Patients should be monitored periodically for jaw cysts. Such cysts can become large and can displace teeth (6, 8). We recommend that examinations are carried out using a digital orthopantomogram (OPG) (Fig. 2) by a maxillofacial radiologist or dentist who is familiar with performing and interpretating this test. The National Resource Centre for Oral Health in Rare Medical Conditions at Lovisenberg Diakonale Hospital can be contacted for questions relating to the teeth and jaws.
The need for psychosocial support must be considered (19). The patient and their family should be offered a referral for genetic counselling and informed about the Centre for Rare Disorders. In families in which the genetic defect is known, predictive testing of first-degree relatives, including children, is recommended, because the results will have consequences for further follow-up, prevention and treatment (6, 13).
A pharmaceutical alternative has recently become available for the treatment of basal cell carcinomas when standard treatment is no longer sufficient. These drugs are called «hedgehog inhibitors» (Box 2) (20). They work by blocking the signalling pathway that, because of mutations in PTCH1, is activated upon development of basal cell carcinomas in all patients – not just those with Gorlin syndrome (21, 22).
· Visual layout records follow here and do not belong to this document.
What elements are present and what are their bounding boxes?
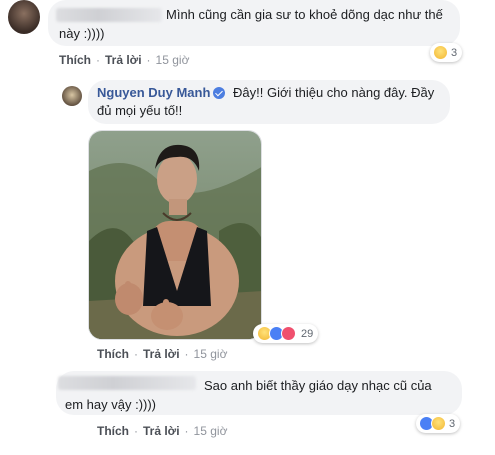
timestamp[interactable]: 15 giờ [194,347,228,361]
comment-header: Nguyen Duy Manh Đây!! Giới thiệu cho nàn… [97,84,434,102]
comment-text-line1: Đây!! Giới thiệu cho nàng đây. Đầy [233,85,435,100]
timestamp[interactable]: 15 giờ [194,424,228,438]
haha-icon [431,416,446,431]
comment-text-line1: Sao anh biết thầy giáo dạy nhạc cũ của [204,378,432,393]
separator: · [134,424,138,438]
reaction-count: 29 [301,327,314,340]
reaction-summary[interactable]: 3 [416,414,461,433]
reaction-summary[interactable]: 3 [430,43,463,62]
reaction-count: 3 [449,417,456,430]
like-link[interactable]: Thích [97,424,129,438]
comment-actions: Thích · Trả lời · 15 giờ [59,53,189,67]
attached-photo[interactable] [88,130,262,340]
photo-image [89,131,261,339]
reply-link[interactable]: Trả lời [143,347,180,361]
reply-link[interactable]: Trả lời [143,424,180,438]
blurred-username [56,8,162,22]
blurred-username [58,376,196,390]
love-reaction-icon [281,326,296,341]
reaction-summary[interactable]: 29 [253,324,319,343]
verified-badge-icon [213,87,226,99]
haha-icon [433,45,448,60]
like-link[interactable]: Thích [97,347,129,361]
separator: · [184,347,189,361]
reaction-count: 3 [451,46,458,59]
author-avatar[interactable] [62,86,82,106]
separator: · [184,424,189,438]
author-name[interactable]: Nguyen Duy Manh [97,85,210,100]
comment-text-line2: em hay vậy :)))) [65,397,157,412]
separator: · [146,53,151,67]
commenter-avatar[interactable] [8,0,40,34]
comment-actions: Thích · Trả lời · 15 giờ [97,424,227,438]
separator: · [96,53,100,67]
comment-text-line2: này :)))) [59,26,105,41]
separator: · [134,347,138,361]
comment-actions: Thích · Trả lời · 15 giờ [97,347,227,361]
comment-text-line1: Mình cũng cần gia sư to khoẻ dõng dạc nh… [166,7,443,22]
timestamp[interactable]: 15 giờ [156,53,190,67]
reply-link[interactable]: Trả lời [105,53,142,67]
comment-text-line2: đủ mọi yếu tố!! [97,103,183,118]
like-link[interactable]: Thích [59,53,91,67]
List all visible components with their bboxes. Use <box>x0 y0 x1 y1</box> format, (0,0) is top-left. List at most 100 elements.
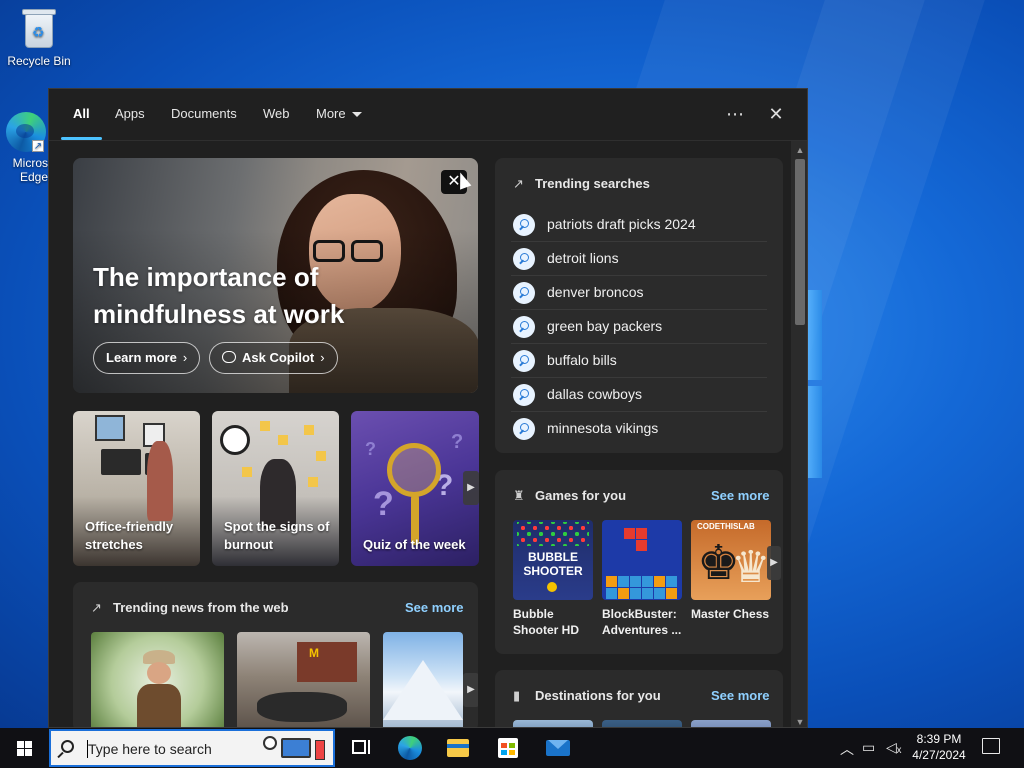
tab-apps[interactable]: Apps <box>115 106 145 121</box>
game-blockbuster[interactable]: BlockBuster: Adventures ... <box>602 520 682 638</box>
trending-search-item[interactable]: denver broncos <box>511 276 767 310</box>
search-icon <box>513 214 535 236</box>
tile-label: Quiz of the week <box>363 537 466 552</box>
search-icon <box>513 248 535 270</box>
sticky-note-image <box>278 435 288 445</box>
start-button[interactable] <box>0 728 48 768</box>
destination-thumbnail[interactable] <box>691 720 771 727</box>
folder-icon <box>447 739 469 757</box>
destinations-title: Destinations for you <box>535 688 661 703</box>
taskbar-edge[interactable] <box>386 728 434 768</box>
store-icon-square <box>501 743 507 748</box>
scroll-up-arrow-icon[interactable]: ▲ <box>795 145 805 155</box>
taskbar-mail[interactable] <box>534 728 582 768</box>
learn-more-button[interactable]: Learn more › <box>93 342 201 374</box>
search-icon <box>513 418 535 440</box>
destination-thumbnail[interactable] <box>513 720 593 727</box>
games-header: ♜ Games for you <box>513 488 626 504</box>
wall-frame-image <box>95 415 125 441</box>
trending-search-item[interactable]: buffalo bills <box>511 344 767 378</box>
hero-card[interactable]: The importance of mindfulness at work Le… <box>73 158 478 393</box>
tab-web[interactable]: Web <box>263 106 290 121</box>
search-tab-bar: All Apps Documents Web More ⋯ ✕ <box>49 89 807 141</box>
trending-icon: ↗ <box>91 600 102 615</box>
taskbar: Type here to search ︿ ▭ ◁ₓ 8:39 PM 4/27/… <box>0 728 1024 768</box>
network-icon[interactable]: ▭ <box>862 739 875 756</box>
news-thumbnail[interactable] <box>383 632 463 727</box>
luggage-icon: ▮ <box>513 688 521 703</box>
game-bubble-shooter[interactable]: BUBBLE SHOOTER Bubble Shooter HD <box>513 520 593 638</box>
pencil-cup-icon <box>315 740 325 760</box>
destination-thumbnail[interactable] <box>602 720 682 727</box>
game-title: Bubble Shooter HD <box>513 607 579 637</box>
block-image <box>606 588 617 599</box>
sticky-note-image <box>304 425 314 435</box>
sticky-note-image <box>316 451 326 461</box>
block-image <box>618 576 629 587</box>
clock-time: 8:39 PM <box>916 732 962 746</box>
ask-copilot-button[interactable]: Ask Copilot › <box>209 342 338 374</box>
news-thumbnail[interactable] <box>91 632 224 727</box>
game-art-text: BUBBLE SHOOTER <box>523 550 583 578</box>
windows-logo-wallpaper <box>808 290 878 480</box>
trending-search-item[interactable]: dallas cowboys <box>511 378 767 412</box>
scroll-down-arrow-icon[interactable]: ▼ <box>795 717 805 727</box>
tab-documents[interactable]: Documents <box>171 106 237 121</box>
block-image <box>666 588 677 599</box>
game-art-master-chess: CODETHISLAB ♚ ♛ <box>691 520 771 600</box>
show-hidden-icons-chevron-icon[interactable]: ︿ <box>840 739 854 759</box>
tab-all[interactable]: All <box>73 106 90 121</box>
block-image <box>618 588 629 599</box>
more-options-icon[interactable]: ⋯ <box>719 98 751 130</box>
taskbar-store[interactable] <box>484 728 532 768</box>
tab-more[interactable]: More <box>316 106 362 121</box>
flyout-scrollbar[interactable]: ▲ ▼ <box>791 141 807 727</box>
mail-icon-flap <box>548 740 568 749</box>
trending-news-header: ↗ Trending news from the web <box>91 600 289 616</box>
notifications-icon[interactable] <box>982 738 1000 754</box>
taskbar-search-box[interactable]: Type here to search <box>49 729 335 767</box>
taskbar-file-explorer[interactable] <box>434 728 482 768</box>
chess-queen-icon: ♛ <box>731 543 771 592</box>
chevron-right-icon: › <box>320 350 325 365</box>
edge-icon: ↗ <box>6 112 46 152</box>
games-see-more-link[interactable]: See more <box>711 488 770 503</box>
store-icon-square <box>509 750 515 755</box>
monitor-image <box>101 449 141 475</box>
block-image <box>636 540 647 551</box>
trending-search-item[interactable]: green bay packers <box>511 310 767 344</box>
hero-title: The importance of mindfulness at work <box>93 262 345 329</box>
game-master-chess[interactable]: CODETHISLAB ♚ ♛ Master Chess <box>691 520 771 622</box>
block-image <box>654 576 665 587</box>
news-thumbnail[interactable]: M <box>237 632 370 727</box>
tile-spot-the-signs-of-burnout[interactable]: Spot the signs of burnout <box>212 411 339 566</box>
laptop-icon <box>281 738 311 758</box>
trending-news-see-more-link[interactable]: See more <box>405 600 464 615</box>
trending-search-text: detroit lions <box>547 250 619 266</box>
question-mark-decor: ? <box>451 431 464 453</box>
task-view-icon-bar <box>368 740 371 754</box>
trending-search-text: green bay packers <box>547 318 663 334</box>
tile-office-friendly-stretches[interactable]: Office-friendly stretches <box>73 411 200 566</box>
trending-search-item[interactable]: minnesota vikings <box>511 412 767 446</box>
block-image <box>642 588 653 599</box>
trending-search-item[interactable]: patriots draft picks 2024 <box>511 208 767 242</box>
volume-muted-icon[interactable]: ◁ₓ <box>886 739 901 756</box>
close-icon[interactable]: ✕ <box>760 98 792 130</box>
trending-news-card: ↗ Trending news from the web See more M ▶ <box>73 582 478 727</box>
news-next-arrow-icon[interactable]: ▶ <box>463 673 478 707</box>
game-art-text: CODETHISLAB <box>697 522 755 531</box>
task-view-button[interactable] <box>336 728 384 768</box>
desktop-icon-recycle-bin[interactable]: ♻ Recycle Bin <box>3 6 75 68</box>
tiles-next-arrow-icon[interactable]: ▶ <box>463 471 479 505</box>
store-icon-square <box>509 743 515 748</box>
edge-icon <box>398 736 422 760</box>
games-next-arrow-icon[interactable]: ▶ <box>767 546 781 580</box>
destinations-see-more-link[interactable]: See more <box>711 688 770 703</box>
trending-search-item[interactable]: detroit lions <box>511 242 767 276</box>
tile-quiz-of-the-week[interactable]: ? ? ? ? Quiz of the week <box>351 411 479 566</box>
taskbar-clock[interactable]: 8:39 PM 4/27/2024 <box>906 731 972 763</box>
trending-searches-title: Trending searches <box>535 176 650 191</box>
scrollbar-thumb[interactable] <box>795 159 805 325</box>
folder-icon-band <box>447 744 469 748</box>
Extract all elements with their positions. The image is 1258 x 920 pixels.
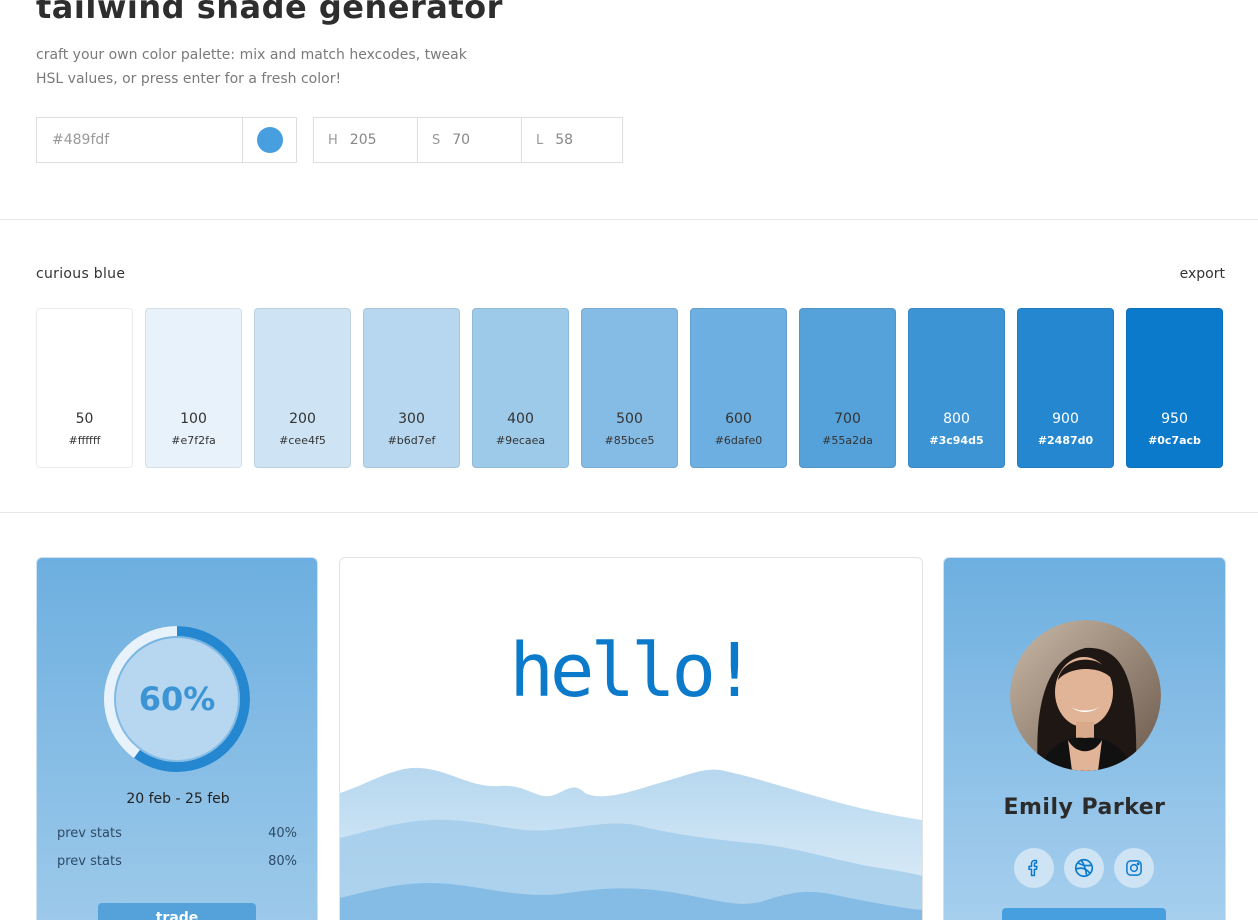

The drug is available in capsule form (vismodegib) and was approved for clinical use in locally advanced basal cell carcinoma in Norway in August 2013.
«Hedgehog inhibitors» inhibit the hedgehog signalling pathway in cells. The name «hedgehog» stems from experiments in which fruit flies were given a specific mutation. The mutation led to the fly larvae becoming small and hairy, such that they resembled hedgehogs. The signalling pathway has subsequently been shown to be central to the development of conditions including basal cell carcinoma. Inhibition of this signalling pathway has therapeutic efficacy in basal cell carcinoma (20).